Given the line $(x, y, z) = (1, -3, 2) + t(-2, 4, 7)$, find planes to satisfy the following conditions:
A plane which is intersected by the line at the point $(3, -7, -5)$,
A plane which is not intersected by the line,
A plane that the line lies on.
The course content doesn't cover this specifically so I have no clue how to approach answering it.
I'll get you started and then you try to finish it. This will give a plane NOT intersected by the line.

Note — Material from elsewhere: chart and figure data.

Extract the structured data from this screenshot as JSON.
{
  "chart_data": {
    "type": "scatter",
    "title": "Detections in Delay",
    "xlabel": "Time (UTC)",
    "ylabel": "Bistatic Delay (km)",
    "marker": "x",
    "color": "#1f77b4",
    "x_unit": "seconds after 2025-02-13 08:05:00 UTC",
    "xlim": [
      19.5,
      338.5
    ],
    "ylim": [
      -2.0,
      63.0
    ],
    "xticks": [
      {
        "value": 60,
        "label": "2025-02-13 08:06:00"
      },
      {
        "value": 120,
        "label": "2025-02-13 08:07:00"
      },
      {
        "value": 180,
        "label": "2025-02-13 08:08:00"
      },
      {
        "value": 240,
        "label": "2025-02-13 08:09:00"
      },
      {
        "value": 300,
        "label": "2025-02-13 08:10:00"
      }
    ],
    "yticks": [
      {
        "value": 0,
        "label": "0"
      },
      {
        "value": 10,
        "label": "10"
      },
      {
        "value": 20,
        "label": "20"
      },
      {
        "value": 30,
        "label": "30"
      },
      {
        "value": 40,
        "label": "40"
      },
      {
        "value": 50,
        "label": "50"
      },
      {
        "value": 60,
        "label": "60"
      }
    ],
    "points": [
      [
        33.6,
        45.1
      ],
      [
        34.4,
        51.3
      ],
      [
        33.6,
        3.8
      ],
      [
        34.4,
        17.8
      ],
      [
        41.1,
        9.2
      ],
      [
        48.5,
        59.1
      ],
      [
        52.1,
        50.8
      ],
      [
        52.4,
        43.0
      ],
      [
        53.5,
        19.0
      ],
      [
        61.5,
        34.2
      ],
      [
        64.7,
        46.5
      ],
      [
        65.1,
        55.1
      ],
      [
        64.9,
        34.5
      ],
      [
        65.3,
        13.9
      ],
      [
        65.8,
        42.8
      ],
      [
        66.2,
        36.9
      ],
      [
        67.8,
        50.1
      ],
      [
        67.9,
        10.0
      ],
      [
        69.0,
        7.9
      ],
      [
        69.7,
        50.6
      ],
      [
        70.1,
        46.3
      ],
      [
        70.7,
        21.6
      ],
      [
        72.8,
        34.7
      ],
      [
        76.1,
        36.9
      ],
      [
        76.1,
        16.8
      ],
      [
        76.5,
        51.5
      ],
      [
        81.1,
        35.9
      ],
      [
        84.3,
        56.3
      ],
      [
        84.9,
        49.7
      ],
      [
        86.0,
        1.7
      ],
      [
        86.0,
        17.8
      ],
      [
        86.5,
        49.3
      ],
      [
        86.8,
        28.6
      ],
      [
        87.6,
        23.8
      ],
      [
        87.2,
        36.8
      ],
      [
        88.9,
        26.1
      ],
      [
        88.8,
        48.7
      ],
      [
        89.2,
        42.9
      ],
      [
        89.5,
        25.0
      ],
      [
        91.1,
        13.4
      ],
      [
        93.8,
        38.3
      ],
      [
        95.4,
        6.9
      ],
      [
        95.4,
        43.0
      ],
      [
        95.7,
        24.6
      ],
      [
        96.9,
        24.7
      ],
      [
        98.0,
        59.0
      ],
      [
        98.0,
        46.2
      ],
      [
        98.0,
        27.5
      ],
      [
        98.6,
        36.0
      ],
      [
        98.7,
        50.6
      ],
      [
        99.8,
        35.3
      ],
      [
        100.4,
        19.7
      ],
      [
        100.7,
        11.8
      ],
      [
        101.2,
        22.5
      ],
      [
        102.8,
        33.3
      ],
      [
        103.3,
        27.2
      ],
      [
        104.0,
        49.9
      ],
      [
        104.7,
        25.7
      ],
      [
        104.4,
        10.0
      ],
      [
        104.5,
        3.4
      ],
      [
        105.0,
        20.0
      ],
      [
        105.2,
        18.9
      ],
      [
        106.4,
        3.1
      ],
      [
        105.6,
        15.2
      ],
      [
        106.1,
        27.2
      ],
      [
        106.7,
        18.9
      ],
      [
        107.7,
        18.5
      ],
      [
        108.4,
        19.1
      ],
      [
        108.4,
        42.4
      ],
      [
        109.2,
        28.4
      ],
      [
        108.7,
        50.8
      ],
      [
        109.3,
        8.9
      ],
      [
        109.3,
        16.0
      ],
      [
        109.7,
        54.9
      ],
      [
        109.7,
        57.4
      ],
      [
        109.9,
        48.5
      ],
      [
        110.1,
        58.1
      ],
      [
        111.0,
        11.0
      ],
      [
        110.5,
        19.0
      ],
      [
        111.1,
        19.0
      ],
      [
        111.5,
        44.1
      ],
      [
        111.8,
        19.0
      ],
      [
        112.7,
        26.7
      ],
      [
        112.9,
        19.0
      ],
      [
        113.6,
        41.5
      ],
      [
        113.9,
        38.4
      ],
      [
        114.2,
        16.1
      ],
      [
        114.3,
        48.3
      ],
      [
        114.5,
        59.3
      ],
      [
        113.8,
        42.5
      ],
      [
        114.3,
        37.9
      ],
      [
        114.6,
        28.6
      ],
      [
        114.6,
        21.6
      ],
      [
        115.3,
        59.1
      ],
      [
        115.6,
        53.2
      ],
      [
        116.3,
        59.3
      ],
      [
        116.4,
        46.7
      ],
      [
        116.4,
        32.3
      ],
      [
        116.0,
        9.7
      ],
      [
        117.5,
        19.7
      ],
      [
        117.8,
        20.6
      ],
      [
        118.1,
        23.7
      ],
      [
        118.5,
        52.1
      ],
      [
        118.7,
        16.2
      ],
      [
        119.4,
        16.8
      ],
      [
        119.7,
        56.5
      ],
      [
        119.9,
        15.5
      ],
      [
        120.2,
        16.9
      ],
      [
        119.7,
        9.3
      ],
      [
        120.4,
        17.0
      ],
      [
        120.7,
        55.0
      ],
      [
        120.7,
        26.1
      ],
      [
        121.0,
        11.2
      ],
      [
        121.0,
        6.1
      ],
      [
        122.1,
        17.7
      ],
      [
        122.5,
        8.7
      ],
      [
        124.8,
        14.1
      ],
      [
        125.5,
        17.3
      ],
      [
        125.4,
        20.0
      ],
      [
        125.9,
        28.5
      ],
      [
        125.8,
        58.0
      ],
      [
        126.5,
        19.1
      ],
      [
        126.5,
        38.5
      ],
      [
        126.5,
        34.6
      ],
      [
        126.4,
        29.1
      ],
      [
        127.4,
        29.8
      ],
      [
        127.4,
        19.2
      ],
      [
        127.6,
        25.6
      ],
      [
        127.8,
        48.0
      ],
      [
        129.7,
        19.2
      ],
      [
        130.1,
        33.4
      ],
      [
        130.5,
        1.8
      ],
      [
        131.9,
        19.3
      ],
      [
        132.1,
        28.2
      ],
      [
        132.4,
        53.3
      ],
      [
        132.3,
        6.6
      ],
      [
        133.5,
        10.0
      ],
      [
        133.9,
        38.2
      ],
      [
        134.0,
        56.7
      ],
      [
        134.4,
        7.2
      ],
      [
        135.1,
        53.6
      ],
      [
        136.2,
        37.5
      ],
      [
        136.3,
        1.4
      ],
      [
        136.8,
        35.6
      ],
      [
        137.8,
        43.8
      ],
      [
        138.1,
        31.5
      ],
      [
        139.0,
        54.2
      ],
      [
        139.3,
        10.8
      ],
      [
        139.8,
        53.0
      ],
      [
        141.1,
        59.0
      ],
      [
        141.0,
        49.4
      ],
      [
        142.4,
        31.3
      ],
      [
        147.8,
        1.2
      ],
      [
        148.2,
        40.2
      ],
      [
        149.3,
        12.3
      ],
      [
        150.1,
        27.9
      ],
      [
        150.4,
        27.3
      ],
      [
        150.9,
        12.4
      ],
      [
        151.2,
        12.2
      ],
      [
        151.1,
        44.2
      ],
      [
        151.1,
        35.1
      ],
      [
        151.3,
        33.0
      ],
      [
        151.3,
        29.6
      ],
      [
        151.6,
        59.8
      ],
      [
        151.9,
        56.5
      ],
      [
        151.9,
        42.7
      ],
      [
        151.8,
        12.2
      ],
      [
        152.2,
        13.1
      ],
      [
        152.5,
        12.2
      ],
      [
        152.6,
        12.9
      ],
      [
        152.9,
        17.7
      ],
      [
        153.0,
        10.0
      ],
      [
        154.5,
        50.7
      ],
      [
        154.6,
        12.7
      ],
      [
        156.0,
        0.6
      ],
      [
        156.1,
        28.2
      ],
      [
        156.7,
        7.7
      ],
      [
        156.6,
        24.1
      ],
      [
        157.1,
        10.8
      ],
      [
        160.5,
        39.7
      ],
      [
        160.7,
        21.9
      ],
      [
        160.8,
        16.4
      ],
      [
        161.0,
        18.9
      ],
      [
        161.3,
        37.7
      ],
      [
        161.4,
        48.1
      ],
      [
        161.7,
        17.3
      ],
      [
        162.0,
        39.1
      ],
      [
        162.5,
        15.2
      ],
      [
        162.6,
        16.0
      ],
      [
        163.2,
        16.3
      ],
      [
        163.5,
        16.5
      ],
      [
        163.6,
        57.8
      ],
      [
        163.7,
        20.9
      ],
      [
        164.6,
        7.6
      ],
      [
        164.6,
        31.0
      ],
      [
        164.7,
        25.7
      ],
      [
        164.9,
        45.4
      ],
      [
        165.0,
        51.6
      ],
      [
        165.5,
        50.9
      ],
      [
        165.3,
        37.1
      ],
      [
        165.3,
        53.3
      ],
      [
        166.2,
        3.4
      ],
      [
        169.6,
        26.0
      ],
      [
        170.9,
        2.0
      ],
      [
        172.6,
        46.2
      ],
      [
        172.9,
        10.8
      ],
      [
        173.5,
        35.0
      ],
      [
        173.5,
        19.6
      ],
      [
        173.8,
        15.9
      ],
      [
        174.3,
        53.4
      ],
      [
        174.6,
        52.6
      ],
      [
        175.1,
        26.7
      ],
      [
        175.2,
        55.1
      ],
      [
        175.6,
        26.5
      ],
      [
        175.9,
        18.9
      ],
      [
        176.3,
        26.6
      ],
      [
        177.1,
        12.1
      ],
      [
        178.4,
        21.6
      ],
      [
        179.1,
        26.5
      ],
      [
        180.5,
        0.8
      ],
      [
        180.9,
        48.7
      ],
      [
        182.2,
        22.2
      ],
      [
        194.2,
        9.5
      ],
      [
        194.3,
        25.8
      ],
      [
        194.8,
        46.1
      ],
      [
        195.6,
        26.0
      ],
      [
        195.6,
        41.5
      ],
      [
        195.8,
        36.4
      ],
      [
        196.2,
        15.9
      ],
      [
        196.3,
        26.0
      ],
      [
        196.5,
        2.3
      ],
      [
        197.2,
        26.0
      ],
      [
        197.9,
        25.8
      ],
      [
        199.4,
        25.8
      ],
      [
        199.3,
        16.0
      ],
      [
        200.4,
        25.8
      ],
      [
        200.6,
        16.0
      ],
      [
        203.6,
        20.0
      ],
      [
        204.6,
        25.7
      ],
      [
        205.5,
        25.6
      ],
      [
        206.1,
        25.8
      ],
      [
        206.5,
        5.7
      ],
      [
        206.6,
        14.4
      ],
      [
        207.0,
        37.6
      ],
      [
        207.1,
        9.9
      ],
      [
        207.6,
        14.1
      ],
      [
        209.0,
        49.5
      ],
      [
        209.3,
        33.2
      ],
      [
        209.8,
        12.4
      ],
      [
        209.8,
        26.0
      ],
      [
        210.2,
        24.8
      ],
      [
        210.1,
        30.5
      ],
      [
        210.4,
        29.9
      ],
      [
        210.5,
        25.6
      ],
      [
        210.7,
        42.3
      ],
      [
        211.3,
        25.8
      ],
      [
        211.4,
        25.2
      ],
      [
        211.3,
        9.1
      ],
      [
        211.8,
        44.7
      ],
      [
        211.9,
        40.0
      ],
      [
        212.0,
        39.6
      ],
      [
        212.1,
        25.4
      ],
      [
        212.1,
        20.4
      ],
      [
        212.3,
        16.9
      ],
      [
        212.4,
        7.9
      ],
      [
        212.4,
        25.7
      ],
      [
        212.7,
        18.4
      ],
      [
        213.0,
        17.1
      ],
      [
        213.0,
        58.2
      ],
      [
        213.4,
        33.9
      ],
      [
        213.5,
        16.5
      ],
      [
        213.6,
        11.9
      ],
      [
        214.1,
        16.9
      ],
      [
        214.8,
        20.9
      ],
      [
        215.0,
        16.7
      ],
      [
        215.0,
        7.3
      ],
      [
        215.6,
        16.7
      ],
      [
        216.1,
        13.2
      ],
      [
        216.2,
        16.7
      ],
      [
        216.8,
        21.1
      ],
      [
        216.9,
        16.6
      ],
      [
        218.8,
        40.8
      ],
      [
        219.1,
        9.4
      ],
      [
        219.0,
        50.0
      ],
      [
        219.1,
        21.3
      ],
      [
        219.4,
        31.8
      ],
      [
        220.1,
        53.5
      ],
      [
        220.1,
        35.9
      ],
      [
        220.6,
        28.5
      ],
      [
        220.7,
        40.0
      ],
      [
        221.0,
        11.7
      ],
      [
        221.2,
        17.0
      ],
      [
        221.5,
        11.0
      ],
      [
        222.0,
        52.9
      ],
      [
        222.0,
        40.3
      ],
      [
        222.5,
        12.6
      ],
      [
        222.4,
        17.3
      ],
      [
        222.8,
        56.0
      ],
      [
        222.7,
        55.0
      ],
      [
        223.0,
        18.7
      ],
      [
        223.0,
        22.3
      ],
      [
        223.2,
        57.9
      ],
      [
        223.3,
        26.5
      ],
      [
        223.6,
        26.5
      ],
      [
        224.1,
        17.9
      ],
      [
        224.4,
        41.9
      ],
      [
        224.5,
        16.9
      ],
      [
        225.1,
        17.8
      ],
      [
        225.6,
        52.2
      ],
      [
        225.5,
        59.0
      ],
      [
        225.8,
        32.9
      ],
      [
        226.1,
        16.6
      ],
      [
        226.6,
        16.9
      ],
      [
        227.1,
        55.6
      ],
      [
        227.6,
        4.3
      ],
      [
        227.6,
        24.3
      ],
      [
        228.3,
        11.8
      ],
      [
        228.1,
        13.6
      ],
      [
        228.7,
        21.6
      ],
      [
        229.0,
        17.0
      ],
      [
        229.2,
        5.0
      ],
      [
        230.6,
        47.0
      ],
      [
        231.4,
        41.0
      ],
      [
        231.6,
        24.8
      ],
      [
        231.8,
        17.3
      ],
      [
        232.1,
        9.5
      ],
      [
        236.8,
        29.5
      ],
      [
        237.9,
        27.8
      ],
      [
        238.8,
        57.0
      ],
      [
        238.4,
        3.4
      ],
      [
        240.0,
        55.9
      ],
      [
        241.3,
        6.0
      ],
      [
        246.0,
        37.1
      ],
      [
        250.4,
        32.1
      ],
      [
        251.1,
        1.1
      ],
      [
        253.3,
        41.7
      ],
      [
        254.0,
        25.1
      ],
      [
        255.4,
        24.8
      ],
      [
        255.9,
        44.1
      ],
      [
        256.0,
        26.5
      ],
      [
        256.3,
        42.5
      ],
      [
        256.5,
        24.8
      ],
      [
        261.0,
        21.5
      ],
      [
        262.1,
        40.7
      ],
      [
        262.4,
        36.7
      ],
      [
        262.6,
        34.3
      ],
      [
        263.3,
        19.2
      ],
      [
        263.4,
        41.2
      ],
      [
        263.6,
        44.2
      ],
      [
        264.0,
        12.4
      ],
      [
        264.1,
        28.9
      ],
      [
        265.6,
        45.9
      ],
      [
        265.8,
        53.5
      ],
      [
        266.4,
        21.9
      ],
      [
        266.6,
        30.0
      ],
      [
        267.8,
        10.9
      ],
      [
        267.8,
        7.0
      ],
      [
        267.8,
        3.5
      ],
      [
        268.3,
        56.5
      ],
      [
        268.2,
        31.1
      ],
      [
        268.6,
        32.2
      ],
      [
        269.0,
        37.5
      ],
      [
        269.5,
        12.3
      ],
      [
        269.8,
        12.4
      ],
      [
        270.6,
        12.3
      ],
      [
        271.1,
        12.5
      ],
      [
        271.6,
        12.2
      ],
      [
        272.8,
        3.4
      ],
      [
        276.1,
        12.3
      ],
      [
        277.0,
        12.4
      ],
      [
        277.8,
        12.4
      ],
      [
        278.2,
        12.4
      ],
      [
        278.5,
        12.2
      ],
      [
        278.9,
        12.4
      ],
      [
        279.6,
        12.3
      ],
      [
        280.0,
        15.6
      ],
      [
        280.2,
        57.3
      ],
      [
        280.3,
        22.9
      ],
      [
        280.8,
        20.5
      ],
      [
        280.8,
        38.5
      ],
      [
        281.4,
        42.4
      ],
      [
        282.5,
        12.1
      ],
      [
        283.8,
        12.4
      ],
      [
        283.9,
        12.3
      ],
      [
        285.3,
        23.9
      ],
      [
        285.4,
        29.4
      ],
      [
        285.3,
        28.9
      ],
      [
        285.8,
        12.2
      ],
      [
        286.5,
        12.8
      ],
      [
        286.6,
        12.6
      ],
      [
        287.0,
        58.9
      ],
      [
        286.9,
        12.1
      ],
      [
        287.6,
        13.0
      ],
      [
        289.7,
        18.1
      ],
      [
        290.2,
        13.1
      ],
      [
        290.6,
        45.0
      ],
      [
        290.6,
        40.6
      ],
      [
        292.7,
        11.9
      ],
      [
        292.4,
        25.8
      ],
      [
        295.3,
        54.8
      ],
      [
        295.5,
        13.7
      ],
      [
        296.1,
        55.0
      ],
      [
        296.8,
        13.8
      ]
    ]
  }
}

To find a vector that is perpendicular to your line, form the dot product of the line's direction vector and this unknown orthogonal vector. Like this:
$$\left(\begin{array}{c}-2\\4\\7\end{array}\right)\cdot\left(\begin{array}{c}x\\y\\z\end{array}\right)=\left(\begin{array}{c}0\\0\\0\end{array}\right)$$
Next, pick two values for $x$ and $y$. It doesn't matter, but I like to pick $x=4$ and $y=2$. (reverse x & y and change the sign of one of them). $$\left(\begin{array}{c}-2\\4\\7\end{array}\right)\cdot\left(\begin{array}{c}4\\2\\z\end{array}\right)=\left(\begin{array}{c}0\\0\\0\end{array}\right)$$ Now solve for z. You can pretty much see by inspection that z will be 0. Thus an orthogonal vector to the line is (4,2,0). Now pick a point that is not on the line. Let's call it P and you figure out what coordinates it has. A plane that is parallel to the line and passes through point P will be $$\left(\begin{array}{c}4\\2\\0\end{array}\right)\cdot\left(\begin{array}{c}x\\y\\z\end{array}\right)=\left(\begin{array}{c}4\\2\\0\end{array}\right)\cdot\left(\begin{array}{c}P_{x}\\P_{y}\\P_{z}\end{array}\right)$$ By & by, it is totally possible to pick a P that is not on your line, but still causes this plane to pass through your line, so be careful.